The Carl-Gustaf is already well-established in the ranks of the Royal Thai Army.
The Bill 2 is one of the most versatile medium-range anti-tank guided missiles there is, with a range of up to 2,200 meters and a warhead which allows combating not only main battle tanks from any angle, but can also be set to modes suited for a wide range of unarmoured targets both in the open and in defilade. This system would be a perfect match further improving Thailand's mid-range anti-tank capability.

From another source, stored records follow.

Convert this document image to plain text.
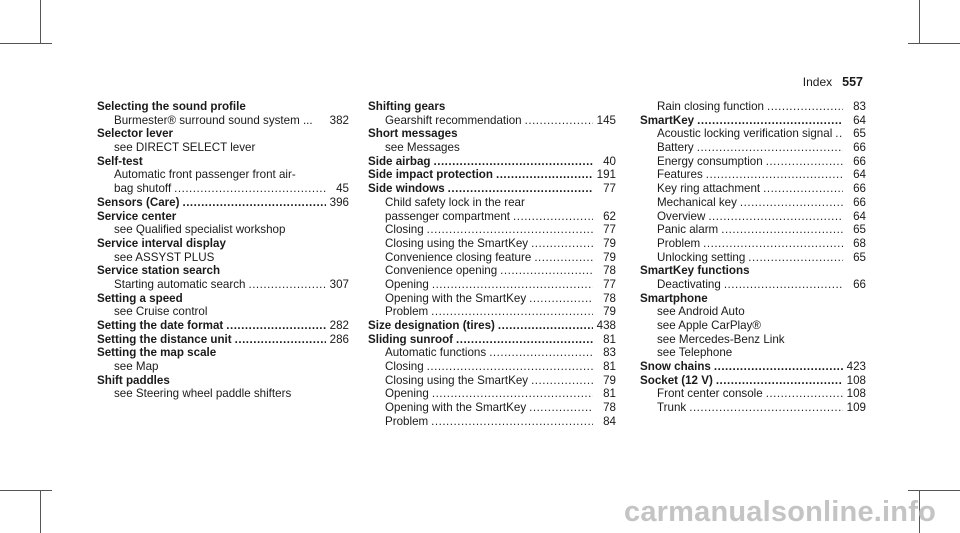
Index 557
Selecting the sound profile
Burmester® surround sound system ... 382
Selector lever
see DIRECT SELECT lever
Self-test
Automatic front passenger front air-
bag shutoff .....	45
Sensors (Care) .....	396
Service center
see Qualified specialist workshop
Service interval display
see ASSYST PLUS
Service station search
Starting automatic search .....	307
Setting a speed
see Cruise control
Setting the date format .....	282
Setting the distance unit .....	286
Setting the map scale
see Map
Shift paddles
see Steering wheel paddle shifters
Shifting gears
Gearshift recommendation .....	145
Short messages
see Messages
Side airbag .....	40
Side impact protection .....	191
Side windows .....	77
Child safety lock in the rear
passenger compartment .....	62
Closing .....	77
Closing using the SmartKey .....	79
Convenience closing feature .....	79
Convenience opening .....	78
Opening .....	77
Opening with the SmartKey .....	78
Problem .....	79
Size designation (tires) .....	438
Sliding sunroof .....	81
Automatic functions .....	83
Closing .....	81
Closing using the SmartKey .....	79
Opening .....	81
Opening with the SmartKey .....	78
Problem .....	84
Rain closing function .....	83
SmartKey .....	64
Acoustic locking verification signal .....	65
Battery .....	66
Energy consumption .....	66
Features .....	64
Key ring attachment .....	66
Mechanical key .....	66
Overview .....	64
Panic alarm .....	65
Problem .....	68
Unlocking setting .....	65
SmartKey functions
Deactivating .....	66
Smartphone
see Android Auto
see Apple CarPlay®
see Mercedes-Benz Link
see Telephone
Snow chains .....	423
Socket (12 V) .....	108
Front center console .....	108
Trunk .....	109
carmanualsonline.info
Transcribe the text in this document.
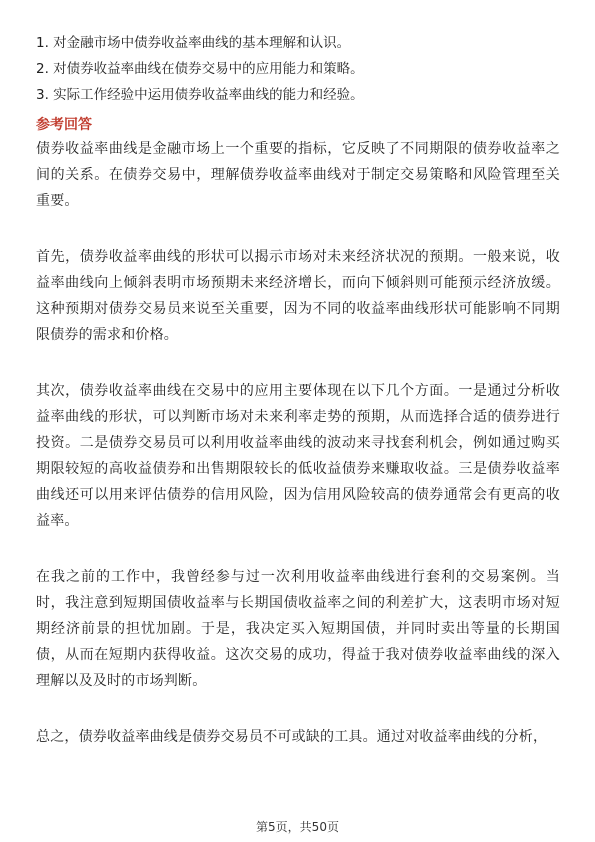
1. 对金融市场中债券收益率曲线的基本理解和认识。
2. 对债券收益率曲线在债券交易中的应用能力和策略。
3. 实际工作经验中运用债券收益率曲线的能力和经验。
参考回答

债券收益率曲线是金融市场上一个重要的指标，它反映了不同期限的债券收益率之间的关系。在债券交易中，理解债券收益率曲线对于制定交易策略和风险管理至关重要。

首先，债券收益率曲线的形状可以揭示市场对未来经济状况的预期。一般来说，收益率曲线向上倾斜表明市场预期未来经济增长，而向下倾斜则可能预示经济放缓。这种预期对债券交易员来说至关重要，因为不同的收益率曲线形状可能影响不同期限债券的需求和价格。

其次，债券收益率曲线在交易中的应用主要体现在以下几个方面。一是通过分析收益率曲线的形状，可以判断市场对未来利率走势的预期，从而选择合适的债券进行投资。二是债券交易员可以利用收益率曲线的波动来寻找套利机会，例如通过购买期限较短的高收益债券和出售期限较长的低收益债券来赚取收益。三是债券收益率曲线还可以用来评估债券的信用风险，因为信用风险较高的债券通常会有更高的收益率。

在我之前的工作中，我曾经参与过一次利用收益率曲线进行套利的交易案例。当时，我注意到短期国债收益率与长期国债收益率之间的利差扩大，这表明市场对短期经济前景的担忧加剧。于是，我决定买入短期国债，并同时卖出等量的长期国债，从而在短期内获得收益。这次交易的成功，得益于我对债券收益率曲线的深入理解以及及时的市场判断。

总之，债券收益率曲线是债券交易员不可或缺的工具。通过对收益率曲线的分析，

第5页，共50页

The Carl-Gustaf has a number of different ammunition types. The HE441 D round, for instance, is effective against a number of different targets and will fly out to 1300 meters if necessary, and the MT 756 is a dedicated anti-structure tandem round.
Why Thailand needs this
Thailand has a need to protect its borders. Saab's systems were originally conceived as defensive weapons optimized for quick movement and for being able to carry out many different kinds of missions with the same equipment. To this end, it is possible to bring both these systems in any vehicle, on foot, and even when parachuting to the objective. This means that Thailand will improve further on an already well-established capability to counter armoured threats if it chooses to acquire the Bill 2 system.
The different ammunition types for the Carl-Gustaf offer the capability to do anything from destroying armour to buildings to any other battlefield target, and also illuminate it or obscure it with smoke.